Archive for the ‘International Media and Internet Legal Trends’ Category

Is Your Net Working?

Thursday, March 4th, 2010

Posted By: Dr. Yuval Karniel

Social Media Policy (SMP) is becoming an essential tool for companies. While social media can drive business and support professional development, a policy will better protect the company from a legal standpoint.

The growth of social networks such as facebook, twitter, linkedin and others has created a new reality for both employers and their employees.

The line between the private, personal, and the public, between home and work, between one’s personal life and professional life are being blurred as never before. Many employees find themselves busy at work, answering emails, engaging in chats, forums and SMSes even when they are at home, during their free time or on weekends, and at the same time find themselves busy with personal and private matters on their own pages on the social networks even when they are on their computer at work.

Many employees surf the social networks and are even assisted by them in work related subjects. Friends at work are likely to be friends on these networks, and some of the work communication takes place, often without management’s knowledge, on the convenient and friendly social networks.

It is clear that this reality requires some type of evaluation by employers. On the one hand, this is a chance to strengthen the employees, and an opportunity for positive exposure for the organization and the brand that represents it. Many organizations try to market themselves on the social networks, but lose the opportunity to make use of the most important database that they have, which is the employees who are anyhow operating on these networks. This presents a tremendous opportunity to have the employees, or some of them, put to work on behalf of the company and the employer, in one of the most important components of its marketing and branding.

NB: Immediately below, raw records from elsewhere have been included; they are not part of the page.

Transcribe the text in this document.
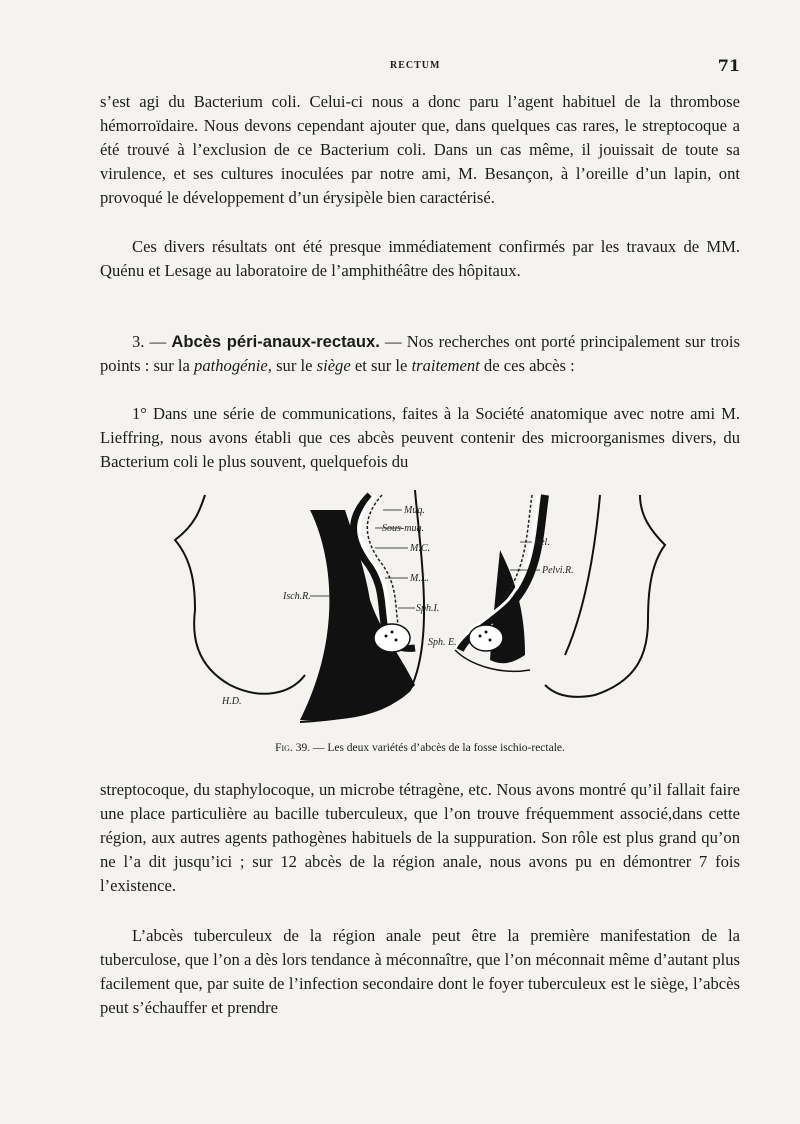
RECTUM	71

s’est agi du Bacterium coli. Celui-ci nous a donc paru l’agent habituel de la thrombose hémorroïdaire. Nous devons cependant ajouter que, dans quelques cas rares, le streptocoque a été trouvé à l’exclusion de ce Bacterium coli. Dans un cas même, il jouissait de toute sa virulence, et ses cultures inoculées par notre ami, M. Besançon, à l’oreille d’un lapin, ont provoqué le développement d’un érysipèle bien caractérisé.

Ces divers résultats ont été presque immédiatement confirmés par les travaux de MM. Quénu et Lesage au laboratoire de l’amphithéâtre des hôpitaux.

3. — Abcès péri-anaux-rectaux. — Nos recherches ont porté principalement sur trois points : sur la pathogénie, sur le siège et sur le traitement de ces abcès :

1° Dans une série de communications, faites à la Société anatomique avec notre ami M. Lieffring, nous avons établi que ces abcès peuvent contenir des microorganismes divers, du Bacterium coli le plus souvent, quelquefois du

Muq.
Sous-muq.
M.C.
M.L.
Isch.R.
Sph.I.
Sph. E.
H.D.
Rel.
Pelvi.R.
Fig. 39. — Les deux variétés d’abcès de la fosse ischio-rectale.

streptocoque, du staphylocoque, un microbe tétragène, etc. Nous avons montré qu’il fallait faire une place particulière au bacille tuberculeux, que l’on trouve fréquemment associé,dans cette région, aux autres agents pathogènes habituels de la suppuration. Son rôle est plus grand qu’on ne l’a dit jusqu’ici ; sur 12 abcès de la région anale, nous avons pu en démontrer 7 fois l’existence.

L’abcès tuberculeux de la région anale peut être la première manifestation de la tuberculose, que l’on a dès lors tendance à méconnaître, que l’on méconnait même d’autant plus facilement que, par suite de l’infection secondaire dont le foyer tuberculeux est le siège, l’abcès peut s’échauffer et prendre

On the other hand, the presence of employees on these social networks poses a not so insignificant threat to their employers. The employee’s time spent on these networks means less time at work, and comes at the expense of work. Being on these networks can lead to disclosure of sensitive information by the employee about the employer, clients and their colleagues. In many cases the information is released without any awareness on the part of the employee who innocently shares information about his daily activity.  Recently, Microsoft Seattle was forced to dismiss one of its most senior employees who disclosed sensitive and confidential information about future developments of the company. The employee unintentionally shared information on Linked-in in which he is a member. A blogger who was methodically following activity by Microsoft employees immediately spotted the sensitive information, published it prominently on his website, and from there it was a small jump to the headlines of the financial papers.

Activity on social networks can expose employee and employer to lawsuits by parties who many be injured by such action, on grounds such as defamation, violation of privacy issues or copyright infringement.

It is important to state that this type of activity by employees, which expose their employers to lawsuits, can be done as well during the employee’s free time. Many workers identify themselves on social networks as a person who works at a specific place. Their professional identity is interwoven with their personal one and forms part of their profile on the internet. These employees may dispense advice, professional opinions, or may express their opinions which later may be attributed to their employer or corporation.

Employers need to recognize this situation and formulate clear policies to deal with it. The policies need to be made in conjunction with the employees and need to be transparent and public. Social Media Policy (SMP) is becoming an essential tool in management of personnel in the internet era. This policy itself also involves complex legal issues such as rights of employees, protection of privacy, protecting information, copyrights and defamation. The policy must therefore be formulated together with the marketing people, personnel and legal advisors.